10 TIPPS FÜR EIN ERFOLGREICHES CLICKERTRAINING 


  1. Belohnung muss den Hund belohnen!
    Besonders zu Beginn ist es wichtig, dass sie Leckerlis nehmen die sehr gut schmecken.
    Jeder Hund hat andere Vorlieben. Testen sie vorher was ihr Hund am liebsten mag.
    Verwenden sie kleine und weiche Leckerli – ganz unten finden sie ein Rezept
    Ziehen sie die Leckerlie von der Futter-Ration ab.

  2. Trainieren sie zuerst in einer bekannten und ruhigen Umgebung, ohne Ablenkung.

  3. Beginen sie mit einem Startsignal z.B. Action oder Los geht’s.

  4. Zerlegen sie die Aufgabe / Übung in viele kleine Schritte. Achten sie darauf, dass es ständig zu einem Erfolg kommt.

  5. Schulen sie ihre Beobachtungsgabe denn das genaue Hinsehen ist Voraussetzung für ein gutes Timing. Und üben sie das Clicken zum richtigen Zeitpunkt erst einmal ohne Hund. Am besten klappt das zu zweit und einem Tennisball oder Jonglierball. Der Trainingspartner lässt den Ball auf den Boden fallen und ihre Aufgabe ist es genau in dem Moment zu clicken, wenn er den Boden berührt. Das ist gar nicht so einfach.

  6. Halten Sie die Übungseinheiten kurz vor allem am Anfang nur 2 bis 5 Minuten. Trainieren sie lieber kürzer, dafür aber öfter.

  7. Nehmen sie anfangs nur eine Übung pro Training Trainingseinheit durch später können sie auch verschiedene Übungen nacheinander klicken machen sie aber immer Pausen dazwischen. Länger als sieben bis acht Minuten sollte ein Clicker-Training nicht andauern.

  8. Der Jackpot.
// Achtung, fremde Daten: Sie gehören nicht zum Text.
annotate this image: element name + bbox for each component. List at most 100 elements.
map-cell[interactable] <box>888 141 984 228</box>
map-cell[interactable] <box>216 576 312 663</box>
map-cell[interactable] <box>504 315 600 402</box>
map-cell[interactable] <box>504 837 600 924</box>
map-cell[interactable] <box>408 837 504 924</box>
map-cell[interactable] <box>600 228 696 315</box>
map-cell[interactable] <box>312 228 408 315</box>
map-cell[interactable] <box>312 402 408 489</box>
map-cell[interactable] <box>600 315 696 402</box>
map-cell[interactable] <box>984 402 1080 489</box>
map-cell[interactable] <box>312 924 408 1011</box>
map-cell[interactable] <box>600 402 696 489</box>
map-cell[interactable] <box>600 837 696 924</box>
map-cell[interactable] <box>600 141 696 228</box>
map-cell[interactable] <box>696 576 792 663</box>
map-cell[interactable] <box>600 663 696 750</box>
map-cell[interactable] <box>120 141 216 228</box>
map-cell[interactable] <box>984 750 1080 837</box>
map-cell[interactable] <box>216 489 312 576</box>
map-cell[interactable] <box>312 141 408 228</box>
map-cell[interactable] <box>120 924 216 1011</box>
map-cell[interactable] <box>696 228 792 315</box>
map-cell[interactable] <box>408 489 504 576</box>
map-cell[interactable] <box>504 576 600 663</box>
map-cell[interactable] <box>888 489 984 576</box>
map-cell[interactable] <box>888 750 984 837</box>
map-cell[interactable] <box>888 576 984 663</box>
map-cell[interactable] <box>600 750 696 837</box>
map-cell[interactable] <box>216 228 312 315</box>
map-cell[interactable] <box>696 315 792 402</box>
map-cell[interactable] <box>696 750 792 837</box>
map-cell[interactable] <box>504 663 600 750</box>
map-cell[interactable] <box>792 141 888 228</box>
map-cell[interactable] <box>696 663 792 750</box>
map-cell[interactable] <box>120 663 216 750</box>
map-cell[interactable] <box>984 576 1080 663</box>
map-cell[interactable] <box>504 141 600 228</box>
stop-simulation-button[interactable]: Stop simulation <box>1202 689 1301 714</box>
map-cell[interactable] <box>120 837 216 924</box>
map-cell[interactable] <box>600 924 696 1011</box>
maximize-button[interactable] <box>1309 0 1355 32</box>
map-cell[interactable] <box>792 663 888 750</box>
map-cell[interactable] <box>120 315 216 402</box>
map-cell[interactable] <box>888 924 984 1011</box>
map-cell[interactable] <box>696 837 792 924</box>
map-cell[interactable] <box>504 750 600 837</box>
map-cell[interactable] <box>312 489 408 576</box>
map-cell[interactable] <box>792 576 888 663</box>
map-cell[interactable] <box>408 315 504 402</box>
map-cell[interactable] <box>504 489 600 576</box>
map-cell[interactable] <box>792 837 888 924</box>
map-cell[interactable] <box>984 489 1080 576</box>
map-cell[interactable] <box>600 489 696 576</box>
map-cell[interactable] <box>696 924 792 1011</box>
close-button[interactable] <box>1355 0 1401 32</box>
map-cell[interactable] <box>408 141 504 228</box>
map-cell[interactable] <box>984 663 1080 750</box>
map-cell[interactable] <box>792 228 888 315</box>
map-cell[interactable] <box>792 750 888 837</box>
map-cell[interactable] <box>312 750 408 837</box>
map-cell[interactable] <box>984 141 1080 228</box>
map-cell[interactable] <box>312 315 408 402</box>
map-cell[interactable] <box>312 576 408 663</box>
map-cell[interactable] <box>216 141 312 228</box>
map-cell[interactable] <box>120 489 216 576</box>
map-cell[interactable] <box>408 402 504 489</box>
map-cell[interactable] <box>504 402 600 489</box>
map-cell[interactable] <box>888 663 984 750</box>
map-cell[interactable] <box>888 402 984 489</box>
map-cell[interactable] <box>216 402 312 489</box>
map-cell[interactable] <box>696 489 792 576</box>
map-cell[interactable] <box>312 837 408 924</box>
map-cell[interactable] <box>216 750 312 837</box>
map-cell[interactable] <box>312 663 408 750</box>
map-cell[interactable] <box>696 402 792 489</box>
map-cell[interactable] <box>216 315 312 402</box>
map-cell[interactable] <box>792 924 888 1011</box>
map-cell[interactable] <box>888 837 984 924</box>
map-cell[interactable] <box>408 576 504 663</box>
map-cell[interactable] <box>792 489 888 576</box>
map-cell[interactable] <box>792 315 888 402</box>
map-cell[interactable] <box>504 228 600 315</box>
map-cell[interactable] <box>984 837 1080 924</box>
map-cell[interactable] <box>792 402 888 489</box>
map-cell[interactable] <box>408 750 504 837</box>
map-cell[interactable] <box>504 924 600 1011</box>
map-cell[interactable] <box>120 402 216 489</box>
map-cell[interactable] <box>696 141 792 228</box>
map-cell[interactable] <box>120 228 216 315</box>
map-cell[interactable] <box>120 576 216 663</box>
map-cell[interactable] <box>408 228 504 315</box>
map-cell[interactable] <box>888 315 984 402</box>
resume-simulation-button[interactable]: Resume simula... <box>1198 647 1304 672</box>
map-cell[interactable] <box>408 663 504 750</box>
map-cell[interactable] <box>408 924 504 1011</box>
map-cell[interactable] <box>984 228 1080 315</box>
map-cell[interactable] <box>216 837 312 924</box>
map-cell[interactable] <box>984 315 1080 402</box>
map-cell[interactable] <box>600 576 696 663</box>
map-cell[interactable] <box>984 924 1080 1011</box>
Zeigen sie ihrem Hund, dass es sich lohnt mit ihnen zu arbeiten.
    Geben sie ihm zwischendurch viele Leckerchen auf einmal. Das ist sehr motivierend.

  9. Beenden Sie jede Übung deutlich mit einem kleinen Abschlussritual sagen sie z.B. Pause und verstreuen noch ein paar Leckerchen. Bestenfalls nachdem eine Übung gut geklappt hat.

  10. Missbrauchen sie den Clicker nicht. Sie sollten den Hund niemals mit dem Click-Geräusch zu sich rufen oder locken. Zeigen sie nicht mit dem Clicker auf den Hund. 

    Trainieren sie nur, wenn sie gute Laune haben.
    Zudem sollte man den Hund zu nichts zwingen. Wenn irgendetwas nicht klappt werden sie bitte nicht ungeduldig und schimpfen sie nicht.


    Falls eine Übung nicht funktionieren will, ist es vielleicht nicht die richtige für den Hund. Oder sie clicken nicht zum richtigen Zeitpunkt.

    Genauso gut kann ihr Hund einen schlechten Tag haben. Probieren sie es einfach am nächsten Tag wieder, vielleicht auch mit einer anderen Übung.


    Wenn der Hund ein unerwünschtes Verhalten zeigt, gibt es dafür weder einen Click, eine Belohnung, noch eine negative Reaktion! Stattdessen verlangt man ein alternatives Verhalten, welches der Hund wirklich beherrscht, und man clickt und belohnt dieses.


    Ich wünsche Ihnen viel Freude und Erfolg beim clickern!


    Clickertrainig - Leckerchen selber backen

    Leckerchen für das Clickertraining selberbacken

    Aus diesem Hundekuchen lassen sich viele, kleine, weiche Leckerlie für das Clickertrainig schneiden. Er ist sehr einfach zum backen und die meisten Hunde lieben sie.


    Hundekuchen Rezept:


    • 400g pürierte Leber
    • 400 g Vollkornmehl
    • zwei Eier


    Alle Zutaten mischen und bei 200 Grad 20 min. backen. Auskühlen lassen und in kleine Würfel schneiden.